French riders ease back into training with eye on Tour

After nearly two months of lockdown, pros can now ride on open roads ahead of a planned August racing revival.

French pros are easing back to training on open roads after nearly two months of confinement, with an eye on the Tour de France in late August.

The prospect of a return to racing this summer is giving riders extra motivation as officials slowly begin to lift restrictions, and allow pro riders free range to train within their local regions in the wake of coronavirus restrictions.

“On my first ride, it’s as if I had forgotten what the bike feels like,” Anthony Roux (Groupama-FDJ) told AFP. “It’s coming back, but it’s like skiing for the first time each winter. I’m getting into the rhythm day by day.”

It’s been awhile since riders in France have been able to train on roads. Officials shut down the nation in late March, following the lead from Italy, Spain, and Andorra. Starting this week, pro riders in France are now getting reacquainted with rolling along on pavement, something taken for granted until coronavirus swept across Europe.

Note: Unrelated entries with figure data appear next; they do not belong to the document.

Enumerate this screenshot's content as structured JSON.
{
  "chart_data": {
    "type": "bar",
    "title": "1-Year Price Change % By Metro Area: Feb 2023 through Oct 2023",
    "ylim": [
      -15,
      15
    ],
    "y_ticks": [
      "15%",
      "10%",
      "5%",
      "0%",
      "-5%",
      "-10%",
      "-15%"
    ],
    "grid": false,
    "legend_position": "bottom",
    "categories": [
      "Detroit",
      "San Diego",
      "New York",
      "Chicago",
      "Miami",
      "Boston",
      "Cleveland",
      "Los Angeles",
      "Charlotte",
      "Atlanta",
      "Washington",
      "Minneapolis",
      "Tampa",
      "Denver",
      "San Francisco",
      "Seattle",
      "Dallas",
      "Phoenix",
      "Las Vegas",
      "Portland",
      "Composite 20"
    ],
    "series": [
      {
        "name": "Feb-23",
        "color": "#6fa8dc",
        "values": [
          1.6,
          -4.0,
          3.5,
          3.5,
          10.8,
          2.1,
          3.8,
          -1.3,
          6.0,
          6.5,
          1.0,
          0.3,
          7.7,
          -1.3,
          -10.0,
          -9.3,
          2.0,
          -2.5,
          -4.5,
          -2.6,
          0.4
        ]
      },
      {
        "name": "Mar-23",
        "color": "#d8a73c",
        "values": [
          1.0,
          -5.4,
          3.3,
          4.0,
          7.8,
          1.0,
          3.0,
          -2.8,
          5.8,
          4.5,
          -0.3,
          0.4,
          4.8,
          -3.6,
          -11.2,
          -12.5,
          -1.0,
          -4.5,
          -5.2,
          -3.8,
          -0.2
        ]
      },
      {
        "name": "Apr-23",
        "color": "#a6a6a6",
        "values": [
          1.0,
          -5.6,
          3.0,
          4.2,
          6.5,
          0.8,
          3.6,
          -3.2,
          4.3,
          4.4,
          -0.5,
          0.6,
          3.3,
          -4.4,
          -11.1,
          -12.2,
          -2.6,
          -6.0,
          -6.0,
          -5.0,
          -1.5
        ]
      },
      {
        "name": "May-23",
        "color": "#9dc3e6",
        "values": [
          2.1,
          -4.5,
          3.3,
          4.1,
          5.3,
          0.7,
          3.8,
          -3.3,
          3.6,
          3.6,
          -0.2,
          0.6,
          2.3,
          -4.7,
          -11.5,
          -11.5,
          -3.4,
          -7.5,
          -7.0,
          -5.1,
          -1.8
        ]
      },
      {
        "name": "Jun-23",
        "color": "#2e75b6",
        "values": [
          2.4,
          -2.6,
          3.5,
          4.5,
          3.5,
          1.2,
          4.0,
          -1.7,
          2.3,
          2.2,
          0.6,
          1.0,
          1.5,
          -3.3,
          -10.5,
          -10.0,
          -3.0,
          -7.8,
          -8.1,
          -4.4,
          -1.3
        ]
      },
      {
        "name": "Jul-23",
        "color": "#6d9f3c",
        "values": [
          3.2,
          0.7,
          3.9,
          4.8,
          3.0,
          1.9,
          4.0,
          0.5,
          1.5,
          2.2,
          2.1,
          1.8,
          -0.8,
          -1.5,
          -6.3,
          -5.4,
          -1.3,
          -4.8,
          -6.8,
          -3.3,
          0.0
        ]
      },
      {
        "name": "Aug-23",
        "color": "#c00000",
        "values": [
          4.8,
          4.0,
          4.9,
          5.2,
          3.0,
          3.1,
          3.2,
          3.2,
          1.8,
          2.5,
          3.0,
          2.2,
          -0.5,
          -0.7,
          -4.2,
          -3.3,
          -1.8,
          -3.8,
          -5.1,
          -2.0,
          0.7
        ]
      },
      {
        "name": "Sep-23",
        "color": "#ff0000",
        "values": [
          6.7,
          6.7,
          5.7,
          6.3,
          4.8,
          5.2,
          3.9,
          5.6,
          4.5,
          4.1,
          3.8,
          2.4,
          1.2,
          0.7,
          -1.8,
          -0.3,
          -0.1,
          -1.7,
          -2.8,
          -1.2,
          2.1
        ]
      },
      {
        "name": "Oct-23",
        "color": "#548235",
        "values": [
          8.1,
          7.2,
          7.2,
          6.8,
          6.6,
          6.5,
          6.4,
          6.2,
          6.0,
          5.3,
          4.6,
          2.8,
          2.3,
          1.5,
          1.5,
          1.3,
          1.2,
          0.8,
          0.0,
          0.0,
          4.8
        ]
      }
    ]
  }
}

“What I missed most were the long outings on the bike,” said Emmanuel Morin (Cofidis). “We usually ride 2o to 25 hours a week, so I am easing back into it. We have to rebuild our endurance. I am in no hurry. There is plenty of time before we race again.”

With so many questions remaining about if and when racing might resume in cycling’s new-look calendar, at least French riders will have plenty of races on the calendar to race in August. France will see the Tour de l’Ain and an abridged version of the Critérium du Dauphiné ahead of the August 29 start of the Tour de France in Nice.

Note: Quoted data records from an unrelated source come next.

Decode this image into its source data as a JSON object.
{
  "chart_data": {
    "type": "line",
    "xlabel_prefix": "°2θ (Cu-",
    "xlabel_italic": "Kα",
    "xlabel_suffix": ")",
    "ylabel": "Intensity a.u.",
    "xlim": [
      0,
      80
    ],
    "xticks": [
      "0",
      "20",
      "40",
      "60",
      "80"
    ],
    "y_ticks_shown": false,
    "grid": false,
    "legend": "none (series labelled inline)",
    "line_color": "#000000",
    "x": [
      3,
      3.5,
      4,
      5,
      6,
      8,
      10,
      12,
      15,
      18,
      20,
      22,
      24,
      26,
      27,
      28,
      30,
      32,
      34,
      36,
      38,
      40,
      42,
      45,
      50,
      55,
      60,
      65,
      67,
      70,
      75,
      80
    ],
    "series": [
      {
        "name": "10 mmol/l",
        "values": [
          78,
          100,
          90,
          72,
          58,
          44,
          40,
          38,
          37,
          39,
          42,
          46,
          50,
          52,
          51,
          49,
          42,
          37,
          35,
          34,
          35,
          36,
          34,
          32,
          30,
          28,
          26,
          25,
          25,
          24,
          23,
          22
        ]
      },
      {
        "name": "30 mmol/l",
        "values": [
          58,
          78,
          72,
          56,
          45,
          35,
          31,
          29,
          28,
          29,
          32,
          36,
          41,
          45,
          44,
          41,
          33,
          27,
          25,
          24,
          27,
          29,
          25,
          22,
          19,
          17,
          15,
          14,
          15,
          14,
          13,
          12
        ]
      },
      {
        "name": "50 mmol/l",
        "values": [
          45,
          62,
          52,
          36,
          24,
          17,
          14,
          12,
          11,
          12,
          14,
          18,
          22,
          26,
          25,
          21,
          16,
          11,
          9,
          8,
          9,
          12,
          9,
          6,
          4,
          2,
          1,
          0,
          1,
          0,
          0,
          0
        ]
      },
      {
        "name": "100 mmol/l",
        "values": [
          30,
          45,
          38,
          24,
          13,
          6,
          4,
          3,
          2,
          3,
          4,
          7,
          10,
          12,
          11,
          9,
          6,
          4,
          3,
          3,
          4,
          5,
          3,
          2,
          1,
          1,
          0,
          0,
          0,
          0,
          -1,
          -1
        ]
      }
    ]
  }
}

Riders are being careful about transitioning into longer, outdoor training rides after spending the past several weeks on the indoor trainer.

“This is a bit like coming out of the winter,” said Nans Peters (Ag2r-La Mondiale). “We cannot go too hard, too fast. I never did more than two hours per session on the trainer. The most important thing now is volume and kilometers to rebuild endurance.

“There will be a lot of intensity in August and September,” he continued. “Teams will have to race on three fronts, not just two. The whole peloton will be hungry to race, and I expect a very high level.”